My Dosha is Vata, with a little Pitta too. According to the Chopra Center:
If Vata dosha predominates, movement and change are characteristic of your nature. You will tend to always be on the go, with an energetic and creative mind. As long as Vata is in balance, you will be lively and enthusiastic, with a lean body.
That certainly sounds like me on a good day.
However, here’s the flipside:
If excessive stress in your life leads to your Vata force becoming imbalanced, your activity will start to feel out of control. Your mind may race, contributing to anxiety and insomnia. You may start skipping meals, resulting in unintended weight loss, and your digestion may become irregular.
That’s certainly me when I feel under stress, or when I get carried away with myself.
I’m certain that – using these Ayurvedic terms – this Vata imbalance is the underlying, energetic cause of the Crohn’s trigger for me. I let various stress triggers and held traumas go unchecked, and this stress caused an imbalance, that is reflected biologically.
I also notice that at work, the particular type of stress I sometimes experience appears to fire my Pitta energy up alongside the Vata, causing me to feel irritable and aggressive with very little reason.
Wellbeing and an easy-going manner gave way to anxiety and negative thoughts. With the gut being the second brain, and the way the body responds to stress in the way that I’ve described previously, it was, in retrospect, inevitable that something was going to have to give.
Ayurveda advises very clearly on how to keep each of the Dosha types in check; each Dosha has a very different set of dietary, climate, excercise and activity requirements; complying to those requirements will, according to the system, help keep your predominant energy in balance, which in turn keeps your mind/body in balance.

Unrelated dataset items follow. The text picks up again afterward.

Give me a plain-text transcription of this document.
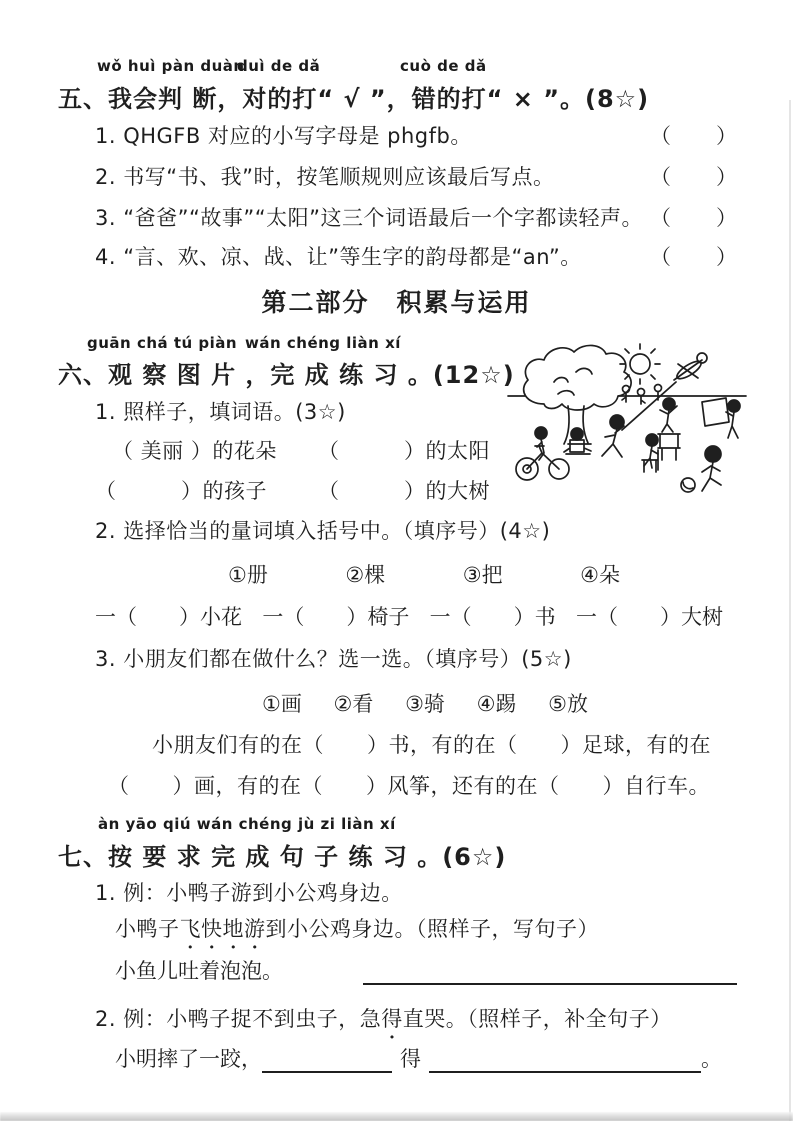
wǒ huì pàn duàn
duì de dǎ	cuò de dǎ
五、我会判 断，对的打“ √ ”，错的打“ × ”。(8☆)
1. QHGFB 对应的小写字母是 phgfb。	（　　）
2. 书写“书、我”时，按笔顺规则应该最后写点。	（　　）
3. “爸爸”“故事”“太阳”这三个词语最后一个字都读轻声。 （　　）
4. “言、欢、凉、战、让”等生字的韵母都是“an”。	（　　）
第二部分　积累与运用
guān chá tú piàn wán chéng liàn xí
六、观 察 图 片 ，完 成 练 习 。(12☆)
1. 照样子，填词语。(3☆)
（ 美丽 ）的花朵 （　　　）的太阳
（　　　）的孩子 （　　　）的大树
2. 选择恰当的量词填入括号中。（填序号）(4☆)
①册	②棵	③把	④朵
一（　　）小花 一（　　）椅子 一（　　）书 一（　　）大树
3. 小朋友们都在做什么？选一选。（填序号）(5☆)
①画 ②看 ③骑 ④踢 ⑤放
小朋友们有的在（　　）书，有的在（　　）足球，有的在
（　　）画，有的在（　　）风筝，还有的在（　　）自行车。
àn yāo qiú wán chéng jù zi liàn xí
七、按 要 求 完 成 句 子 练 习 。(6☆)
1. 例：小鸭子游到小公鸡身边。
小鸭子飞快地游到小公鸡身边。（照样子，写句子）
小鱼儿吐着泡泡。
2. 例：小鸭子捉不到虫子，急得直哭。（照样子，补全句子）
小明摔了一跤，	得	。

What I really like about the requirements for balancing each Dosha type is that they appear to be the very things we’re naturally drawn to anyway; our body/minds have this innate intelligence which means that we naturally know what we need already to stay in balance.

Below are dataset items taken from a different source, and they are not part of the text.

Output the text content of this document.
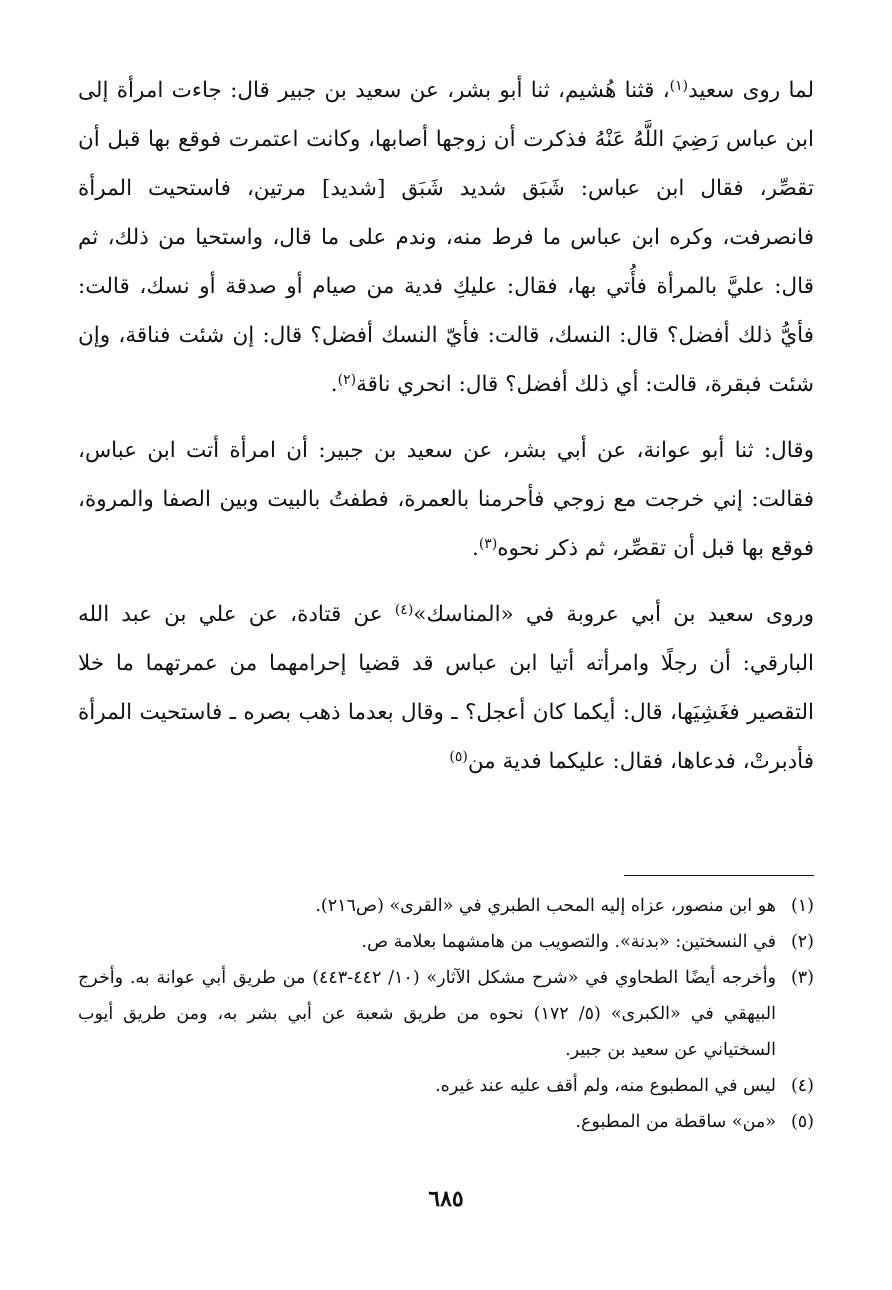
لما روى سعيد$^{(١)}$، قثنا هُشيم، ثنا أبو بشر، عن سعيد بن جبير قال: جاءت امرأة إلى ابن عباس رَضِيَ اللَّهُ عَنْهُ فذكرت أن زوجها أصابها، وكانت اعتمرت فوقع بها قبل أن تقصِّر، فقال ابن عباس: شَبَق شديد شَبَق [شديد] مرتين، فاستحيت المرأة فانصرفت، وكره ابن عباس ما فرط منه، وندم على ما قال، واستحيا من ذلك، ثم قال: عليَّ بالمرأة فأُتي بها، فقال: عليكِ فدية من صيام أو صدقة أو نسك، قالت: فأيُّ ذلك أفضل؟ قال: النسك، قالت: فأيّ النسك أفضل؟ قال: إن شئت فناقة، وإن شئت فبقرة، قالت: أي ذلك أفضل؟ قال: انحري ناقة$^{(٢)}$.

وقال: ثنا أبو عوانة، عن أبي بشر، عن سعيد بن جبير: أن امرأة أتت ابن عباس، فقالت: إني خرجت مع زوجي فأحرمنا بالعمرة، فطفتُ بالبيت وبين الصفا والمروة، فوقع بها قبل أن تقصِّر، ثم ذكر نحوه$^{(٣)}$.

وروى سعيد بن أبي عروبة في «المناسك»$^{(٤)}$ عن قتادة، عن علي بن عبد الله البارقي: أن رجلًا وامرأته أتيا ابن عباس قد قضيا إحرامهما من عمرتهما ما خلا التقصير فغَشِيَها، قال: أيكما كان أعجل؟ ـ وقال بعدما ذهب بصره ـ فاستحيت المرأة فأدبرتْ، فدعاها، فقال: عليكما فدية من$^{(٥)}$

(١)
هو ابن منصور، عزاه إليه المحب الطبري في «القرى» (ص٢١٦).
(٢)
في النسختين: «بدنة». والتصويب من هامشهما بعلامة ص.
(٣)
وأخرجه أيضًا الطحاوي في «شرح مشكل الآثار» (١٠/ ٤٤٢-٤٤٣) من طريق أبي عوانة به. وأخرج البيهقي في «الكبرى» (٥/ ١٧٢) نحوه من طريق شعبة عن أبي بشر به، ومن طريق أيوب السختياني عن سعيد بن جبير.
(٤)
ليس في المطبوع منه، ولم أقف عليه عند غيره.
(٥)
«من» ساقطة من المطبوع.
٦٨٥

For example, my preference when it comes to food is for larger, wet, heavy, warm, cosy, cooked, sweet dishes, such as stews, casseroles, mild curries and warm desserts. Those are naturally Vata-pacifying foods, as the quality of Vata is light, cold, and dry.
Recommended activities for Vata types are things like Meditation, Yoga, Tai Chi or Qi Gong, light bicycling, dance, and listening to soothing music – just the kind of activity I’m attracted to.
So it feels right.
I love how the different therapies/treatments from different traditions and cultures that I’ve been exploring complement each other without exception (apart from western medicine’s lean towards symptom-suppressing drugs); Keeping my Vata in balance means being less in-my-head and wired, and more in-my-body, and grounded. This is precisely the principle advice I received from Clare Williams during my first Craniosacral therapy session. The dietary advice I was given according to Ayurvedic guidelines is precisely in line with the dietary advice given by the Chinese Medicine consultant.
Even following the most simple pieces of advice for my type, such as drinking warm water and ghee, makes a noticeable difference; I notice myself feeling more grounded and in-my-body when I’ve been drinking it.
Different traditions and cultures, thousands of years and hundreds of miles apart, but in sync. I like that a lot, and it also helps me feel more confident with listening to my inner voice or intuition during my journey.